The Prime Minister’s response
Anutin Charnvirkul expressed enthusiasm, referring to Thailand’s tourism as the “lifeblood of our economy” and promising immediate action. He emphasized the positive momentum resulting from his recent visit to China, where government-level talks have led to direct agreements between airlines and tour operators, which could help secure a surge in Chinese tourists over the next few years. A possible state visit by the Chinese premier could cement a landmark bilateral tourism deal, which may represent a significant development since the visa waiver was put in place before the pandemic.
However, industry leaders left the meeting feeling more cautious optimism than real certainty. A participating executive said, “Words are appreciated, but we have heard promises before. We need funds and campaigns have started before Songkran.” Thailand welcomes nearly 36 million visitors in 2024, remaining the world’s top destination. However, the warning lights are really bright: Vietnam (exceeding pre-epidemic numbers), Indonesia (growing to “10 new Balis”), and Japan (experiencing a tourism boom alongside better infrastructure) are growing rapidly.

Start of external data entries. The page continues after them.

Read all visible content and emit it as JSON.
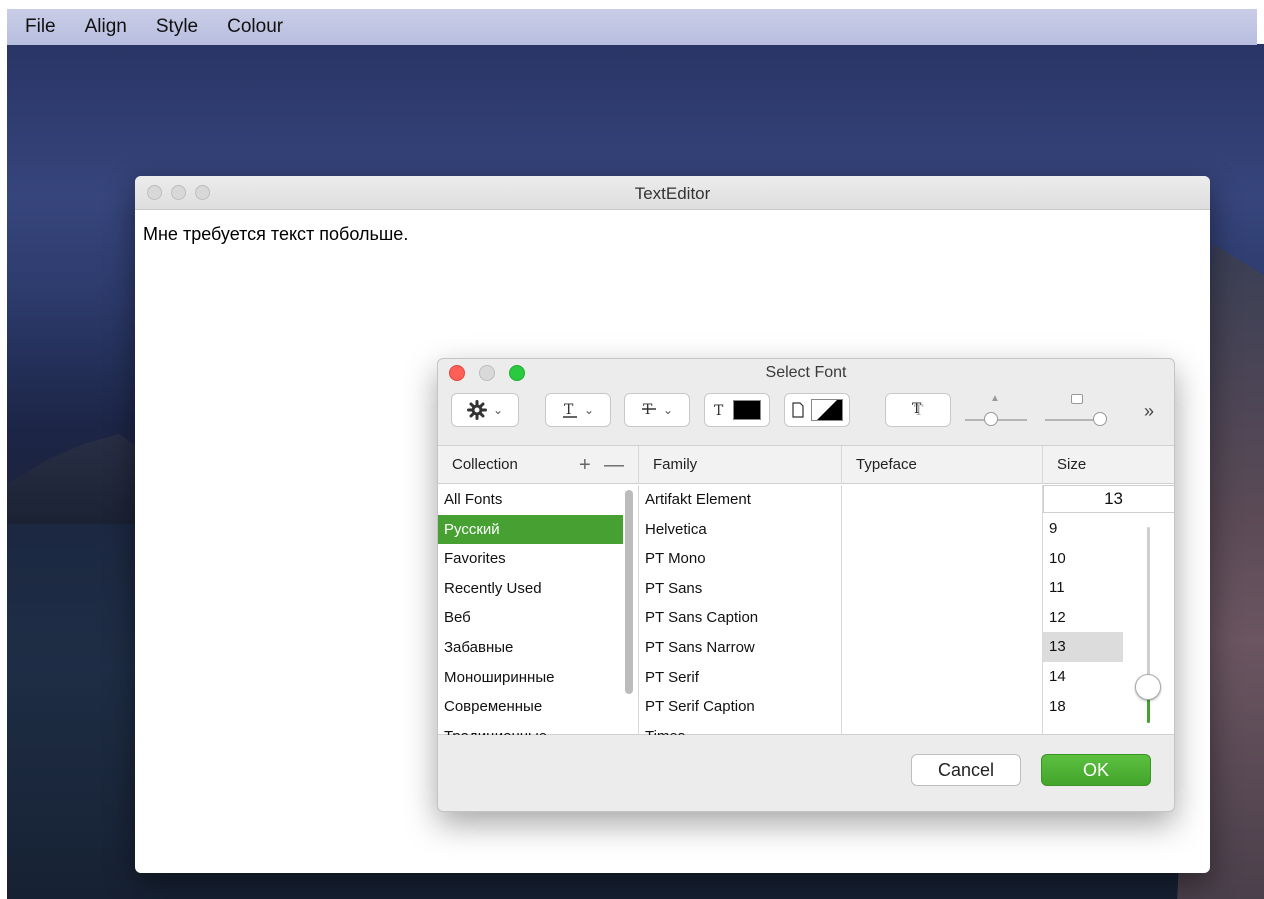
{
  "menubar": {
    "items": [
      {
        "label": "File"
      },
      {
        "label": "Align"
      },
      {
        "label": "Style"
      },
      {
        "label": "Colour"
      }
    ]
  },
  "window": {
    "title": "TextEditor",
    "document_text": "Мне требуется текст побольше."
  },
  "font_panel": {
    "title": "Select Font",
    "toolbar": {
      "more_label": "»",
      "text_color": "#000000",
      "document_color": "#000000"
    },
    "columns": {
      "collection": "Collection",
      "family": "Family",
      "typeface": "Typeface",
      "size": "Size"
    },
    "add_label": "+",
    "remove_label": "—",
    "collections": [
      {
        "label": "All Fonts",
        "selected": false
      },
      {
        "label": "Русский",
        "selected": true
      },
      {
        "label": "Favorites",
        "selected": false
      },
      {
        "label": "Recently Used",
        "selected": false
      },
      {
        "label": "Веб",
        "selected": false
      },
      {
        "label": "Забавные",
        "selected": false
      },
      {
        "label": "Моноширинные",
        "selected": false
      },
      {
        "label": "Современные",
        "selected": false
      },
      {
        "label": "Традиционные",
        "selected": false
      }
    ],
    "families": [
      "Artifakt Element",
      "Helvetica",
      "PT Mono",
      "PT Sans",
      "PT Sans Caption",
      "PT Sans Narrow",
      "PT Serif",
      "PT Serif Caption",
      "Times"
    ],
    "size_value": "13",
    "sizes": [
      "9",
      "10",
      "11",
      "12",
      "13",
      "14",
      "18"
    ],
    "selected_size": "13",
    "cancel_label": "Cancel",
    "ok_label": "OK",
    "accent_color": "#46a032"
  }
}
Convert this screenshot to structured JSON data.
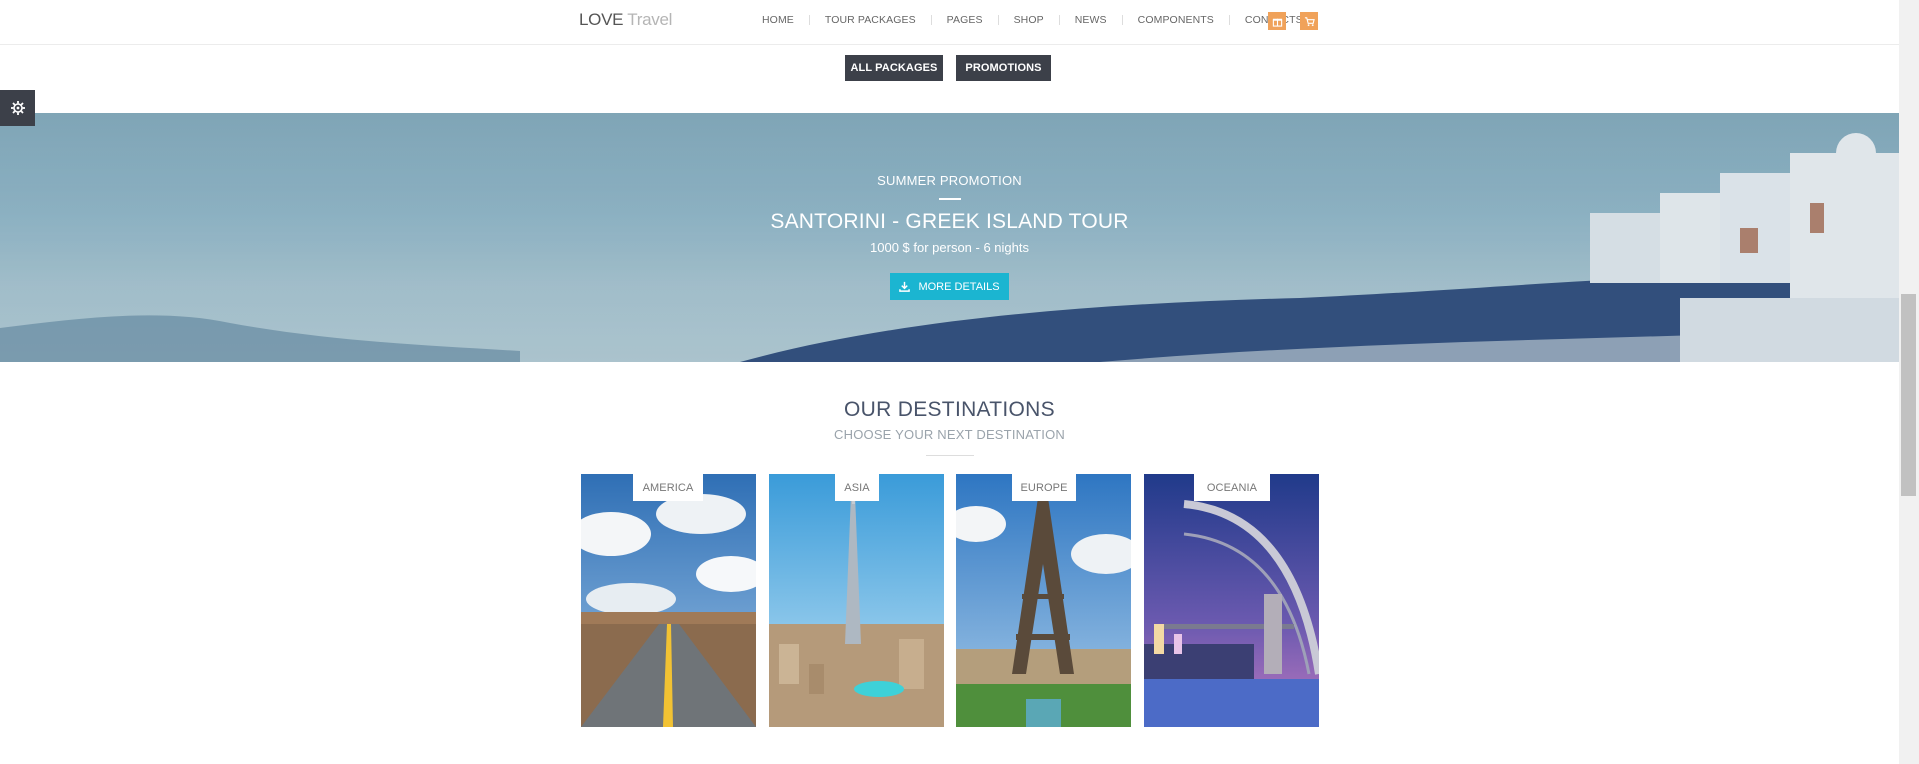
{
  "brand": {
    "primary": "LOVE",
    "secondary": "Travel"
  },
  "nav": {
    "items": [
      "HOME",
      "TOUR PACKAGES",
      "PAGES",
      "SHOP",
      "NEWS",
      "COMPONENTS",
      "CONTACTS"
    ],
    "icons": [
      "gift-icon",
      "cart-icon"
    ]
  },
  "tabs": {
    "all": "ALL PACKAGES",
    "promotions": "PROMOTIONS"
  },
  "hero": {
    "kicker": "SUMMER PROMOTION",
    "title": "SANTORINI - GREEK ISLAND TOUR",
    "subtitle": "1000 $ for person - 6 nights",
    "button": "MORE DETAILS"
  },
  "destinations": {
    "title": "OUR DESTINATIONS",
    "subtitle": "CHOOSE YOUR NEXT DESTINATION",
    "items": [
      "AMERICA",
      "ASIA",
      "EUROPE",
      "OCEANIA"
    ]
  },
  "colors": {
    "accent": "#1bb5d1",
    "dark": "#3c4049",
    "orange": "#f0a25a"
  }
}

Thailand, for many years, has relied on natural attractions, warmth and exceptionally low prices. This formula is not so effective now, in an era where travelers prioritize safety, authentic experiences, sustainability – and where a negative TikTok video can quickly reduce hotel bookings.
The next half year will likely determine whether Thailand begins a significant resurgence or a slow decline in Southeast Asian destinations. As industry representatives made clear to the Prime Minister, this is not just a routine cut. It represents a moment of existence, of definition.
The Land of Smiles holds all the essentials for a stay ahead – the beaches, vibrant culture, food and people are truly unmatched. The real question revolves around whether decision-makers have the necessary urgency and political will to preserve a vital asset that has generated significant profits over the years.